STJ 'alivia' órgãos de proteção ao crédito

Marcelo Moreira

25 de setembro de 2009 | 22h53

JOSUÉ RIOS – JORNAL DA TARDE

O sr. Furtado, o Consumidor, foi “presenteado” com a “negativação” do seu nome no órgão de proteção ao crédito e ficou indignado porque não foi notificado previamente antes de ser “fichado”. E tem toda razão o sr. Furtado.

A obrigação de notificar previamente o consumidor está expressamente prevista no artigo 43, parágrafo 2º, do CDC. Ou seja, consta da norma que “a abertura do castro no órgão de proteção ao crédito(negativação) deverá ser comunicada por escrito” ao consumidor, antes que seja incluído na lista dos devedores.

A notificação prévia tem como objetivo dar ao consumidor a chance de evitar a restrição ao seu nome perante o comércio – seja pagando o débito ou impugnando a existência da dívida. Trata-se, pois, de medida justa e necessária à proteção do consumidor.

Até porque sabemos que a negativação representa hoje uma grave mácula à vida civil (à cidadania) do consumidor, que fica banido até mesmo do acesso ao trabalho ao se tornar mais “fichado” nos órgãos de proteção ao crédito.

Explicada a relevância da notificação prévia do devedor, vamos a uma notícia boa e duas ruins (aliás, péssimas) vindas da Justiça sobre o assunto.

A boa informação se refere ao fato de que praticamente todos os juízes e tribunais concordam que os órgãos de proteção ao crédito estão, realmente, obrigados notificar o devedor previamente e devem pagar indenização por danos morais, caso não cumpram a obrigação.

Quanto às duas notícias ruins, delas também podemos tirar lições, como veremos.

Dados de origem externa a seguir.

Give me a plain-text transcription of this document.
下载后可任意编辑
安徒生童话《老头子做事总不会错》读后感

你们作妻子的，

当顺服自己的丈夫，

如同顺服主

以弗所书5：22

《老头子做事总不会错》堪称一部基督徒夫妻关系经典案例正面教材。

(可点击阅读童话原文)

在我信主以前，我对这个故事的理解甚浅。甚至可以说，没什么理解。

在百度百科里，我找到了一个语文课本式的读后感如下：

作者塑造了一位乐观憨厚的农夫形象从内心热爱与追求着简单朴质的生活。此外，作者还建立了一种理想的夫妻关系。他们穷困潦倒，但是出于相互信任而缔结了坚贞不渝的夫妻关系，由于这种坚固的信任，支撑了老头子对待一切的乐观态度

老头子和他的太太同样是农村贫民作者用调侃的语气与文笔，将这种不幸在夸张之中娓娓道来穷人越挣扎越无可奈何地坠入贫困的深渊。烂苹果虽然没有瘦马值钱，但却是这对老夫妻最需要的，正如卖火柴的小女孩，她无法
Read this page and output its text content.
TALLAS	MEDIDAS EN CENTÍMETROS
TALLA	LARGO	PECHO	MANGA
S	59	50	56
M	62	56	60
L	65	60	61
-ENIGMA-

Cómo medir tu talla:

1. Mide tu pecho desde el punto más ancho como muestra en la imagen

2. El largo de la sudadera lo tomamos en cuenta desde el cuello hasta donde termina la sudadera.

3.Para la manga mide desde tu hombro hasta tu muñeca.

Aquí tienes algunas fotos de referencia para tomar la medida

A primeira má informação diz respeito a uma decisão do Superior Tribunal de Justiça(STJ), proferida a semana passada, que dispensa os órgãos de proteção ao crédito de comprovar que remeteram a notificação ao prévia ao consumidor, mediante aviso de recebimento(AR).

Dessa forma, a partir de agora, órgãos como a Serasa e o SPC estão dispensados de comprovar, mediante a apresentação de AR, que o consumidor recebeu a notificação. Ou seja, comprovada a simples remessa da correspondência, o assunto está encerrado e a negativação do nome do consumidor será considerada válida.

Conclusão: toda vez que o devedor de um banco ou loja mudar de endereço, terá de informar o novo destino de sua moradia ao credor da dívida. Tal providência não representa uma obrigação legal, mas um conselho de amigo.

Isto porque, de posse do endereço atual do devedor, se o credor da dívida solicitar a negativação do seu nome, mas informar ao órgão de proteção ao crédito o endereço antigo do consumidor – e, por isso, este deixar de ser corretamente notificado – o credor da dívida será o responsável pela falha, ou seja, pela negativação sem o aviso prévio do consumidor.

E, tendo cometido o citado erro, o credor deverá pagar ao consumidor a indenização por dano moral, que antes da decisão do STJ era de responsabilidade do órgão de proteção ao crédito.

O fato é que o STJ, com a decisão citada, facilitou em muito a vida dos órgãos de proteção ao crédito, prejudicando o consumidor que, apenas se o credor cometer a falha referida acima, poderá ser indenizado pela negativação sem o aviso prévio, que é uma medida justa como já explicamos.

A segunda noticia ruim vinda do STJ, que já comentamos na coluna de 6 de junho deste ano, refere-se ao fato de que, de acordo com outro veredicto da Corte, um consumidor que já tem negativação antiga e sofre nova restrição, ainda que esta última seja ilegal, perde o direito de ser indenizado, o que parece um absurdo.

O problema é que tais entendimentos do STJ representam a palavra final da Justiça sobre o assunto, e vale para todos os tribunais, em razão de um mecanismo legal recente, que autoriza o STJ a consolidar a jurisprudência em assuntos polêmicos.